Fourteen adults were treated with an antiviral medication plan that led to their current state of functionally cured. This is identical to the antiviral treatment that HIV medicine has used to help those who suffer from late stages of the HIV disease, but the difference here is that the treatment was administered at a very early stage.

The therapy began at a period in their lives when the disease was nearly impossible to detect, and therein lies the problem. When the disease is treated so early in its life cycle, it can be seemingly beaten into near oblivion. However, it is extremely difficult to determine if someone has HIV at that early and easily treatable stage.

The researchers who conducted these trials determined that early treatment of HIV infection can be very successful, recessing the disease until it has very little chance of coming back and causing harm. The researchers came to the conclusion that about 15% of people who received this kind of early-stage treatment could be treated successfully and see these same kinds of results.

That means that this specific early-stage antiviral treatment is not for everyone. It won’t be successful for everyone who undertakes the treatment, but it could provide a substantial improvement in the quality of life for some. That’s enough to make it well worthwhile to pursue as a course of treatment.

Miracle Baby

A report in 2013 revealed that a baby born with HIV was cured at 2 ½ years of age. The baby was treated with an antiviral regimen shortly after being born. The treatment lasted for about a month, and then about two years later, the baby was classified as cured, but only functionally so.

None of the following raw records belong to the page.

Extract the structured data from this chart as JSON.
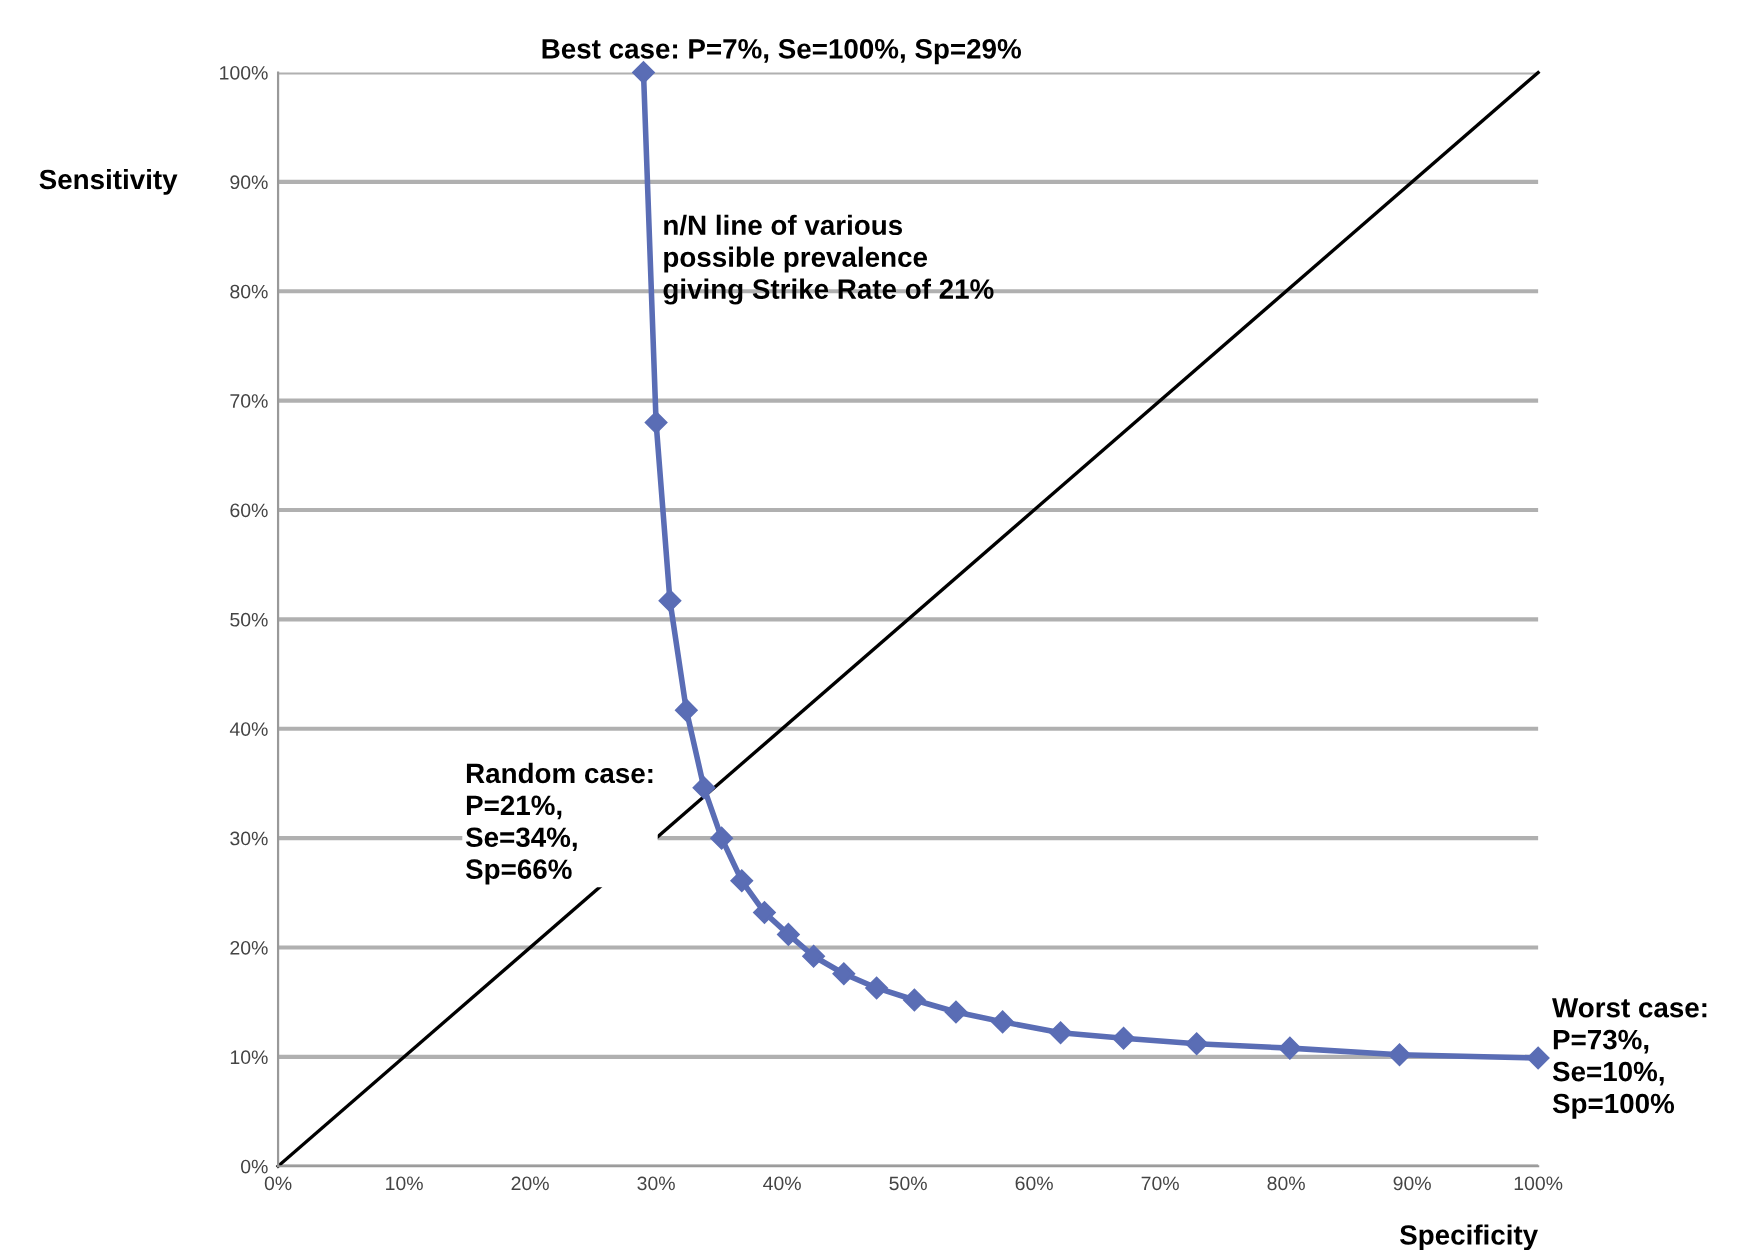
{
  "chart_data": {
    "type": "line",
    "xlabel": "Specificity",
    "ylabel": "Sensitivity",
    "xlim": [
      0,
      100
    ],
    "ylim": [
      0,
      100
    ],
    "xticks": [
      {
        "value": 0,
        "label": "0%"
      },
      {
        "value": 10,
        "label": "10%"
      },
      {
        "value": 20,
        "label": "20%"
      },
      {
        "value": 30,
        "label": "30%"
      },
      {
        "value": 40,
        "label": "40%"
      },
      {
        "value": 50,
        "label": "50%"
      },
      {
        "value": 60,
        "label": "60%"
      },
      {
        "value": 70,
        "label": "70%"
      },
      {
        "value": 80,
        "label": "80%"
      },
      {
        "value": 90,
        "label": "90%"
      },
      {
        "value": 100,
        "label": "100%"
      }
    ],
    "yticks": [
      {
        "value": 0,
        "label": "0%"
      },
      {
        "value": 10,
        "label": "10%"
      },
      {
        "value": 20,
        "label": "20%"
      },
      {
        "value": 30,
        "label": "30%"
      },
      {
        "value": 40,
        "label": "40%"
      },
      {
        "value": 50,
        "label": "50%"
      },
      {
        "value": 60,
        "label": "60%"
      },
      {
        "value": 70,
        "label": "70%"
      },
      {
        "value": 80,
        "label": "80%"
      },
      {
        "value": 90,
        "label": "90%"
      },
      {
        "value": 100,
        "label": "100%"
      }
    ],
    "grid": "y",
    "series": [
      {
        "color": "#5a6db5",
        "marker": "diamond",
        "line_style": "solid",
        "x": [
          29,
          30,
          31.1,
          32.4,
          33.8,
          35.2,
          36.8,
          38.6,
          40.5,
          42.5,
          44.9,
          47.5,
          50.5,
          53.8,
          57.5,
          62.1,
          67.1,
          72.9,
          80.3,
          89,
          100
        ],
        "values": [
          100,
          68,
          51.7,
          41.7,
          34.6,
          30,
          26.1,
          23.2,
          21.2,
          19.2,
          17.6,
          16.3,
          15.2,
          14.1,
          13.2,
          12.2,
          11.7,
          11.2,
          10.8,
          10.2,
          9.9
        ]
      },
      {
        "color": "#000000",
        "marker": "none",
        "line_style": "solid",
        "x": [
          0,
          100
        ],
        "values": [
          0,
          100
        ]
      }
    ],
    "annotations": [
      {
        "text": "Best case: P=7%, Se=100%, Sp=29%",
        "x": 29,
        "y": 100
      },
      {
        "text": "n/N line of various\npossible prevalence\ngiving Strike Rate of 21%"
      },
      {
        "text": "Random case:\nP=21%,\nSe=34%,\nSp=66%",
        "x": 33.8,
        "y": 34.6
      },
      {
        "text": "Worst case:\nP=73%,\nSe=10%,\nSp=100%",
        "x": 100,
        "y": 9.9
      }
    ]
  }
}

This was one of the first cases of early antiviral treatment being successful for someone at such a young age with the disease. Previously, bone marrow transplants had provided similar positive results for people who had HIV, so this is a new age in medicine and in the treatment of HIV treatments.

For those not being treated at early stages, the news is not all grim. There is still hope for them, but they are not likely to be considered functionally cured. Their symptoms can be well managed, however, if they take their medication regularly- usually a single pill administered once a day. The symptoms can be mild with that routine treatment so that they can live much longer lives and much healthier, fuller lives than was previously expected for HIV patients.

Medicine has come such a long way for HIV sufferers. The notion that people would have greatly diminished lifespans because of the disease is almost a thing of the past, thanks to effective, modern treatments.